Frozen Lemon Pie with Blueberry Sauce

~from Savoring Time in the Kitchen
For the crust (Make first)

1-1/2 cups crushed graham crackers
1/4 cup sugar
1 teaspoon fine sea salt
6 tablespoons butter, melted

Vegetable cooking spray

Preheat oven to 325°

In a food processor, pulse crackers, sugar and salt until finely crushed and well combined. Add melted butter, and process until thoroughly combined. Alternatively, you can crush the graham crackers in a zipper bag with a rolling pin or meat mallet. Then, add the other ingredients until well blended.

Lightly grease a 9 inch pie plate with baking spray. Press the graham cracker mixture on the bottom and sides of the pie plate.

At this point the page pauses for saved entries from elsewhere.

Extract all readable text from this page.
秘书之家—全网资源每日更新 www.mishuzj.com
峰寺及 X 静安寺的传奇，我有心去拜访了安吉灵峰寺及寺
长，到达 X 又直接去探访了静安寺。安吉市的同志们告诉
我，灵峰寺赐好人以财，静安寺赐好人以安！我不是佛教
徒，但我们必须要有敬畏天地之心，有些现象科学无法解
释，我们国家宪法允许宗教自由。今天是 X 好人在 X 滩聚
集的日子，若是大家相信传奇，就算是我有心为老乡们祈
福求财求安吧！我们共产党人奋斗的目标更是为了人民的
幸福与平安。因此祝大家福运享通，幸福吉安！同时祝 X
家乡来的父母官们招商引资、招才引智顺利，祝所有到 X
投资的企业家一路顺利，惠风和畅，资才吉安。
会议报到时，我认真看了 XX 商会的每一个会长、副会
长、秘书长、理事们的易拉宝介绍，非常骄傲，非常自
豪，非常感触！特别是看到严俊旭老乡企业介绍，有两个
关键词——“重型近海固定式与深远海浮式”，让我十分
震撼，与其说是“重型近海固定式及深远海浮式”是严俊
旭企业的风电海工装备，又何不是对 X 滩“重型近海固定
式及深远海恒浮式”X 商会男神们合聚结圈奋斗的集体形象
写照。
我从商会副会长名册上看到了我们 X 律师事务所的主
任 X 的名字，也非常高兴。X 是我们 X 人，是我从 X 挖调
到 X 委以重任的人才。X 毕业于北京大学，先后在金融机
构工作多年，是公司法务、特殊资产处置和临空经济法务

Bake crust 8 to 10 minutes or until lightly browned. Cool.

For the filling:

1 (14-oz.) can sweetened condensed milk
Lemon zest from one large lemon (about a tablespoon)
Lemon Juice from 2-3 lemons (about 1/2 cup)

3 large egg yolks
1/4 cup buttermilk

Preheat oven to 325°.

Whisk the first 3 ingredients in a bowl.

In a medium bowl, beat egg yolks at high speed for 4 to 5 minutes, until yolks become pale and create ribbons on the surface when the beater is lifted. Slowly whisk in sweetened condensed milk mixture until thoroughly combined. Then add buttermilk and whisk until combined. Pour the mixture into baked and cooled crust.

Bake pie at 325° for 20 to 25 minutes, until set around edges. The pie will still be slightly jiggly. Cool pie on a wire rack for 1 hour.

Lightly spray a large piece of plastic wrap and cover pie. Freeze for at least 4 to 6 hours or overnight.

Keeps well in freezer for several days. 
For the Blueberry Topping:

(Makes about 1-1/2 cups)

2 cups fresh blueberries, divided
1/3 cup sugar
3 tablespoons water
2 tablespoons fresh lemon juice
Zest from one large organic lemon (about 1 tablespoon)

In a small saucepan, over medium heat, bring 1 cup blueberries, sugar, water, lemon juice, and lemon zest to a boil. Reduce the heat to low, and simmer, stirring occasionally, for about 10-15 minutes, or until mixture has thickened and berries begin to break down. Remove from heat, and stir in remaining 1 cup blueberries. Cool completely; cover and chill until ready to use.

When ready to serve, remove pie from freezer. Using a large knife dipped in warm water, cut pie into slices and serve with sweetened whipped cream and blueberry sauce.